It has always amazed me that an institution that produces so many bright, innovative young officers was so incapable of actually brightly innovating. That is, until I passed from my life as a 'regimental' officer to work at higher levels. Then I discovered that it is virtually impossible to bring bright ideas - of which we had rucksacks full - to the attention of decision makers.
The fundamental problem is that leaders are far too busy. Therefore, their immediate staffs make sure that their time is never wasted. The typical chief of staff would count as time wasted presenting the commander any idea that - in the judgment of the chief - the commander would reject or disapprove. Therefore the bright, young thinker has a huge numbers of hoops to jump through before his idea can reach the ear of the decision maker. In the process, the idea is chopped, graded, returned for editing, and all nuance and depth stripped away. If it gets through, it is no longer innovative or bright or very different from the staus quo.
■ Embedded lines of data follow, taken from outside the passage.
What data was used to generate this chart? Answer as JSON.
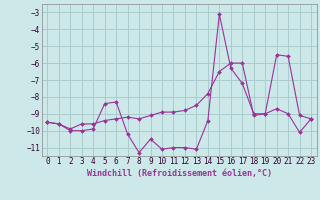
{
  "xlabel": "Windchill (Refroidissement éolien,°C)",
  "background_color": "#cce8e8",
  "grid_color": "#aacccc",
  "line_color": "#993399",
  "xlim": [
    -0.5,
    23.5
  ],
  "ylim": [
    -11.5,
    -2.5
  ],
  "yticks": [
    -11,
    -10,
    -9,
    -8,
    -7,
    -6,
    -5,
    -4,
    -3
  ],
  "xticks": [
    0,
    1,
    2,
    3,
    4,
    5,
    6,
    7,
    8,
    9,
    10,
    11,
    12,
    13,
    14,
    15,
    16,
    17,
    18,
    19,
    20,
    21,
    22,
    23
  ],
  "line1_x": [
    0,
    1,
    2,
    3,
    4,
    5,
    6,
    7,
    8,
    9,
    10,
    11,
    12,
    13,
    14,
    15,
    16,
    17,
    18,
    19,
    20,
    21,
    22,
    23
  ],
  "line1_y": [
    -9.5,
    -9.6,
    -10.0,
    -10.0,
    -9.9,
    -8.4,
    -8.3,
    -10.2,
    -11.3,
    -10.5,
    -11.1,
    -11.0,
    -11.0,
    -11.1,
    -9.4,
    -3.1,
    -6.3,
    -7.2,
    -9.0,
    -9.0,
    -8.7,
    -9.0,
    -10.1,
    -9.3
  ],
  "line2_x": [
    0,
    1,
    2,
    3,
    4,
    5,
    6,
    7,
    8,
    9,
    10,
    11,
    12,
    13,
    14,
    15,
    16,
    17,
    18,
    19,
    20,
    21,
    22,
    23
  ],
  "line2_y": [
    -9.5,
    -9.6,
    -9.9,
    -9.6,
    -9.6,
    -9.4,
    -9.3,
    -9.2,
    -9.3,
    -9.1,
    -8.9,
    -8.9,
    -8.8,
    -8.5,
    -7.8,
    -6.5,
    -6.0,
    -6.0,
    -9.1,
    -9.0,
    -5.5,
    -5.6,
    -9.1,
    -9.3
  ],
  "tick_fontsize": 5.5,
  "xlabel_fontsize": 6.0
}
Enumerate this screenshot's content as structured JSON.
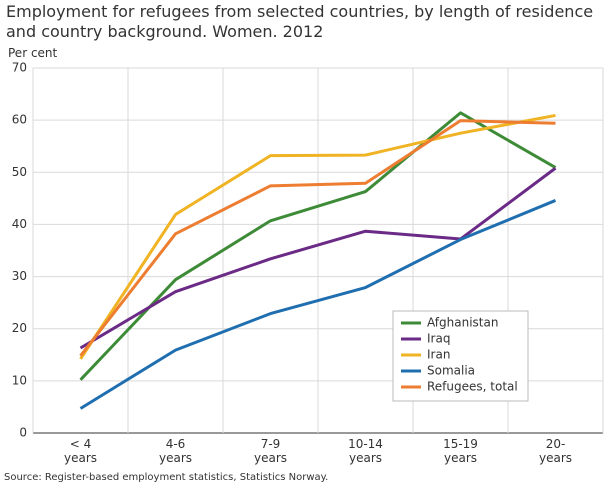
{
  "chart_data": {
    "type": "line",
    "title": "Employment for refugees from selected countries, by length of residence and country background. Women. 2012",
    "y_label": "Per cent",
    "source": "Source: Register-based employment statistics, Statistics Norway.",
    "categories": [
      "< 4 years",
      "4-6 years",
      "7-9 years",
      "10-14 years",
      "15-19 years",
      "20- years"
    ],
    "series": [
      {
        "name": "Afghanistan",
        "color": "#3d8b37",
        "values": [
          10.2,
          29.4,
          40.7,
          46.3,
          61.4,
          50.9
        ]
      },
      {
        "name": "Iraq",
        "color": "#6a2a86",
        "values": [
          16.3,
          27.1,
          33.4,
          38.7,
          37.2,
          50.8
        ]
      },
      {
        "name": "Iran",
        "color": "#f0b323",
        "values": [
          14.2,
          41.9,
          53.2,
          53.3,
          57.5,
          60.9
        ]
      },
      {
        "name": "Somalia",
        "color": "#1f6fb0",
        "values": [
          4.7,
          15.9,
          22.9,
          27.9,
          37.1,
          44.6
        ]
      },
      {
        "name": "Refugees, total",
        "color": "#ed7d31",
        "values": [
          14.8,
          38.2,
          47.4,
          47.9,
          59.9,
          59.4
        ]
      }
    ],
    "ylim": [
      0,
      70
    ],
    "yticks": [
      0,
      10,
      20,
      30,
      40,
      50,
      60,
      70
    ],
    "grid": true,
    "legend": "lower right"
  }
}
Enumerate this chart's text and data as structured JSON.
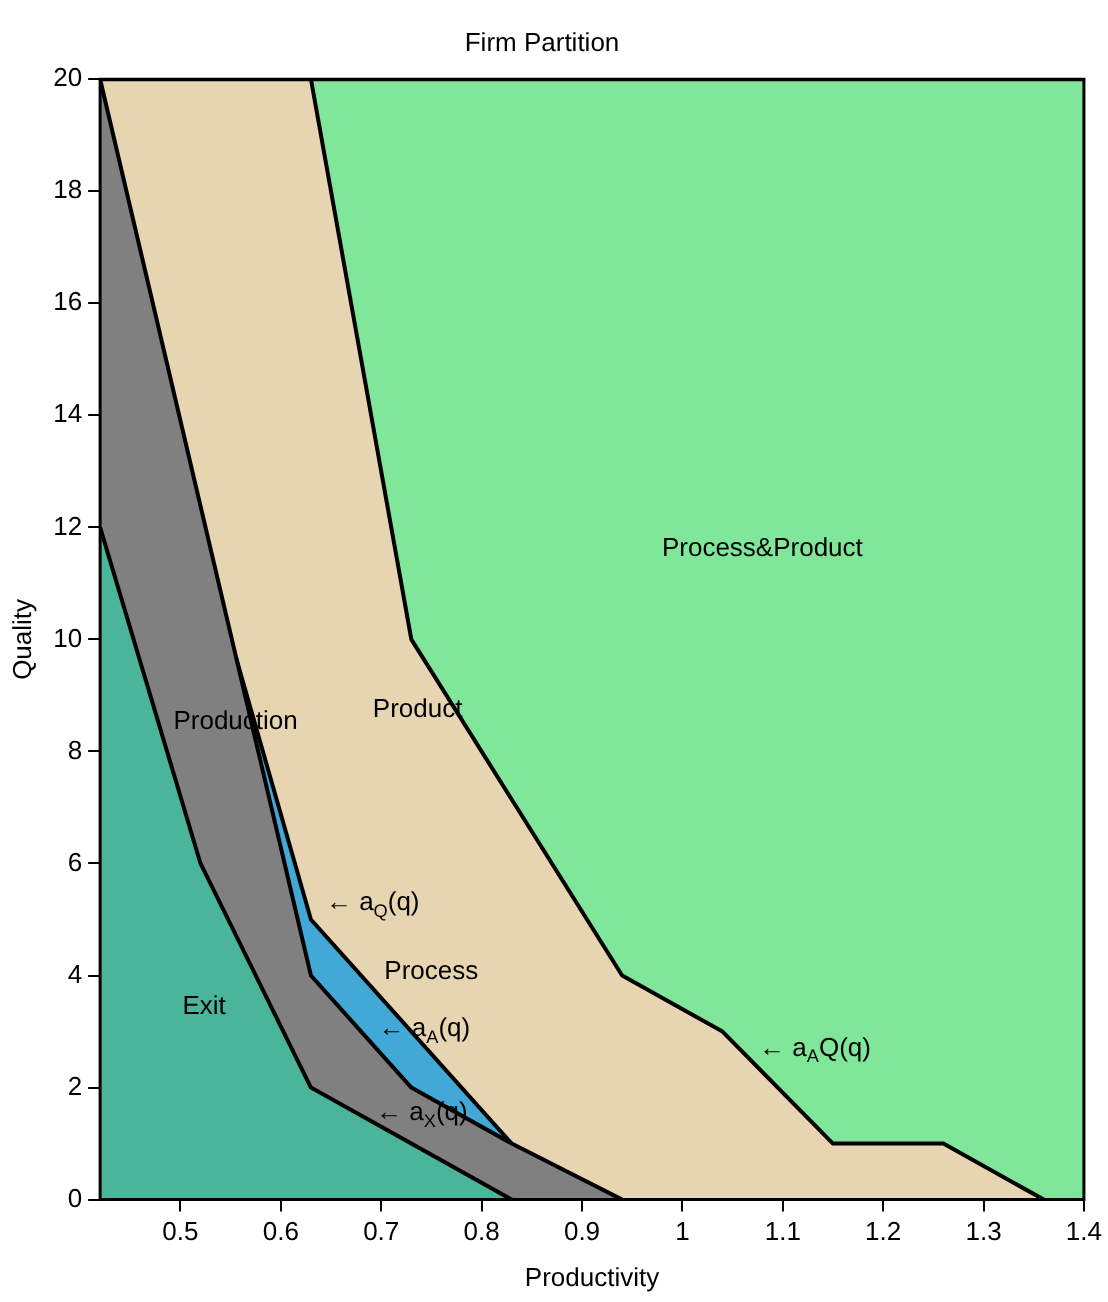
{
  "chart_data": {
    "type": "area",
    "title": "Firm Partition",
    "xlabel": "Productivity",
    "ylabel": "Quality",
    "xlim": [
      0.42,
      1.4
    ],
    "xticks": [
      0.5,
      0.6,
      0.7,
      0.8,
      0.9,
      1,
      1.1,
      1.2,
      1.3,
      1.4
    ],
    "ylim": [
      0,
      20
    ],
    "yticks": [
      0,
      2,
      4,
      6,
      8,
      10,
      12,
      14,
      16,
      18,
      20
    ],
    "legend": false,
    "marker": "none",
    "line_style": "solid",
    "series": [
      {
        "name": "Exit",
        "color": "#4ab59a",
        "x": [
          0.42,
          0.52,
          0.63,
          0.83
        ],
        "values": [
          12,
          6,
          2,
          0
        ]
      },
      {
        "name": "Production",
        "color": "#808080",
        "x": [
          0.42,
          0.63,
          0.73,
          0.83,
          0.94
        ],
        "values": [
          20,
          4,
          2,
          1,
          0
        ]
      },
      {
        "name": "Process",
        "color": "#42a8d6",
        "x": [
          0.555,
          0.63,
          0.83
        ],
        "values": [
          9.7,
          5,
          1
        ]
      },
      {
        "name": "Product",
        "color": "#e6d5b0",
        "x": [
          0.42,
          0.63,
          0.73,
          0.94,
          1.04,
          1.15,
          1.26,
          1.36
        ],
        "values": [
          20,
          20,
          10,
          4,
          3,
          1,
          1,
          0
        ]
      },
      {
        "name": "Process&Product",
        "color": "#80e69a",
        "x": [
          0.63,
          1.4
        ],
        "values": [
          20,
          20
        ]
      }
    ],
    "annotations": [
      {
        "text": "← a$_{Q}$(q)",
        "x": 0.625,
        "y": 5.3
      },
      {
        "text": "← a$_{A}$(q)",
        "x": 0.6775,
        "y": 3.05
      },
      {
        "text": "← a$_{X}$(q)",
        "x": 0.675,
        "y": 1.55
      },
      {
        "text": "← a$_{A}$Q(q)",
        "x": 1.0565,
        "y": 2.7
      }
    ]
  }
}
As an example, the typical planner in, say, Afghanistan, has at least three and possibly four levels of bureaucracy to get through before he can lay his scheme before the commander. At every level he will hear how the commander won't like this, has already rejected that, doesn't want to hear the other. After a while, most bright, young thinkers just start censoring themselves.
SO the problem is not our military education system. We do teach critical thinking; we do stress the importance of independent thought, and we do so with a great deal of skill. We educate our officers to be thinkers; the problem is we train them to be groupthinkers.